Hera had been the first one from the Castle that she’d met. Creeping along in the shadows beneath the trees Ishtar had seen just a plain looking woman digging over the soil in what had once been a beautiful country garden. She had obviously been working for hours, her back was soaked with sweat and her movements were slow and laboured. In the middle of the plot she’d been working on had been a rose bush holding blood red blooms. It was completely useless for the growing community and its numerous hungry bellies. But Ishtar had watched from a hiding place as the strange woman had carefully raked around the bush, keeping it safe and allowing it to grow flowers that couldn’t never be eaten. Later, when she’d gotten her voice back, she’d asked Hera why she had protected the rose?

“It’s a symbol of love.” Ishtar said to herself as she saw the roses in a vase by Hera’s bedside.

“Robin.” Hera said warmly and held out her hands for her engineer. He pushed himself closer to her bed and took them carefully. Her hands in his oil and ink streaked calloused ones looked tiny.

“Maybe you just needed a rest Hera? You spend all your hours blessing us, and bringing us together for the sun down ceremony-”

“I’m dying, Robin.” Hera smiled even as she said the words. Around the room the nurses, sisters, and knights all gasped. She went on, “I recognise that look old friend. You already think that this is a problem to be solved like finding the parts for some battered old radio transmitter that Alexandra brought back to the Castle all those years ago. Find the parts and then work out how to put them back together.
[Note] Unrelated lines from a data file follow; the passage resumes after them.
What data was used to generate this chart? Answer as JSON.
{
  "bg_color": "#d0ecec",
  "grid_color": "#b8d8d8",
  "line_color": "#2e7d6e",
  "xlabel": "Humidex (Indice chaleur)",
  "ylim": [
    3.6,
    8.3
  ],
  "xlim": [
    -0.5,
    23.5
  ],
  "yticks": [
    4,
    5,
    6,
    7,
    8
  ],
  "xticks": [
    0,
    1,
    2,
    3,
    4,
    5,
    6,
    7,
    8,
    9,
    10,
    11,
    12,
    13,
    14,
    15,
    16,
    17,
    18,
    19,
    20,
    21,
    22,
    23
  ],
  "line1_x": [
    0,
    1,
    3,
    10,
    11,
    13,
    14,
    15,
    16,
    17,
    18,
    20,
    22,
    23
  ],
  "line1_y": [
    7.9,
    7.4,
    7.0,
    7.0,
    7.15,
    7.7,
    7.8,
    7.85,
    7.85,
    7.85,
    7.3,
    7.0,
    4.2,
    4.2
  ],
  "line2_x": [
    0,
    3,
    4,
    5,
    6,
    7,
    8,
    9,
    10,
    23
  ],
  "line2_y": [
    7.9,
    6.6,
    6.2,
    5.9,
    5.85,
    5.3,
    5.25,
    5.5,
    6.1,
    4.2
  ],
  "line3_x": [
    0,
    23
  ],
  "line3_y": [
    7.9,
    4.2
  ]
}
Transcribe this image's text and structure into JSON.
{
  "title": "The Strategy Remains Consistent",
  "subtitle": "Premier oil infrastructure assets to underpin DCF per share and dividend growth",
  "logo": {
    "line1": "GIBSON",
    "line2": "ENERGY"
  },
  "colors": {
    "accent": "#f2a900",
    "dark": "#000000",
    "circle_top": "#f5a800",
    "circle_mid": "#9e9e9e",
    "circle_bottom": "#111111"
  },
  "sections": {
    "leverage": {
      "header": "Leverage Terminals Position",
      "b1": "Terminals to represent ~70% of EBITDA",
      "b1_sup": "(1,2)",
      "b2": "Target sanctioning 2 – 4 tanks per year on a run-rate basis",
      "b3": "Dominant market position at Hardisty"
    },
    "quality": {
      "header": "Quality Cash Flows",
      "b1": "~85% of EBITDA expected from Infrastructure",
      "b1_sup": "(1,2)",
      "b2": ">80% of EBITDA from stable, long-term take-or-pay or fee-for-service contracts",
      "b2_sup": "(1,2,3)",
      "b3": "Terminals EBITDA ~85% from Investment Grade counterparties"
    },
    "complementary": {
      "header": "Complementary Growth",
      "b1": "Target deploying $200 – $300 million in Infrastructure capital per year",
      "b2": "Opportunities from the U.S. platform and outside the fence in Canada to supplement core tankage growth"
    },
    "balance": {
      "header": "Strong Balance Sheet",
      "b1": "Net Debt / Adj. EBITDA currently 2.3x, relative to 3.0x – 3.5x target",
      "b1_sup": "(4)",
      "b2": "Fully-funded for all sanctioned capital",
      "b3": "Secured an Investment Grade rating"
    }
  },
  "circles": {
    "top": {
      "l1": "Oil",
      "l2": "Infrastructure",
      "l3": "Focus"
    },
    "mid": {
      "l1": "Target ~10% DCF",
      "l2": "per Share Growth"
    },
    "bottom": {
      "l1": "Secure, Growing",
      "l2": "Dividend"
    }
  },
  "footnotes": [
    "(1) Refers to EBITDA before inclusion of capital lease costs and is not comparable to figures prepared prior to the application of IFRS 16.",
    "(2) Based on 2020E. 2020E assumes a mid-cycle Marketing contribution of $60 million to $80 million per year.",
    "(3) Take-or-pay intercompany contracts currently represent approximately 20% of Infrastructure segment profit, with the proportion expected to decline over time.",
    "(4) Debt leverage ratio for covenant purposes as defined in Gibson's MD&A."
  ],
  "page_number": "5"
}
But like I’ve been telling you for years, not everything is a machine. Least of all you.”

“Least of all you.” He said right back to her.

“Good, so you do understand.” She released his hands and looked passed him to Ishtar. “Scout Ishtar, is that you? Still learning from this goodly knight?”

“Whenever I can, my lady!” She said in shocked voice, surprised that Hera had singled her out amongst all of her knights and nurses.

“I was sorry to hear about Iris.” Hera said, sadness welling up in her eyes. “To have gotten so low in antibiotics-”

Elizabeth went to comment, but Hera put up a hand and stopped her. “No excuses. We must do better. You must all do better… when I am gone.”

Ishtar watched as the woman made eye contact with each of her knights and one by one they nodded in agreement.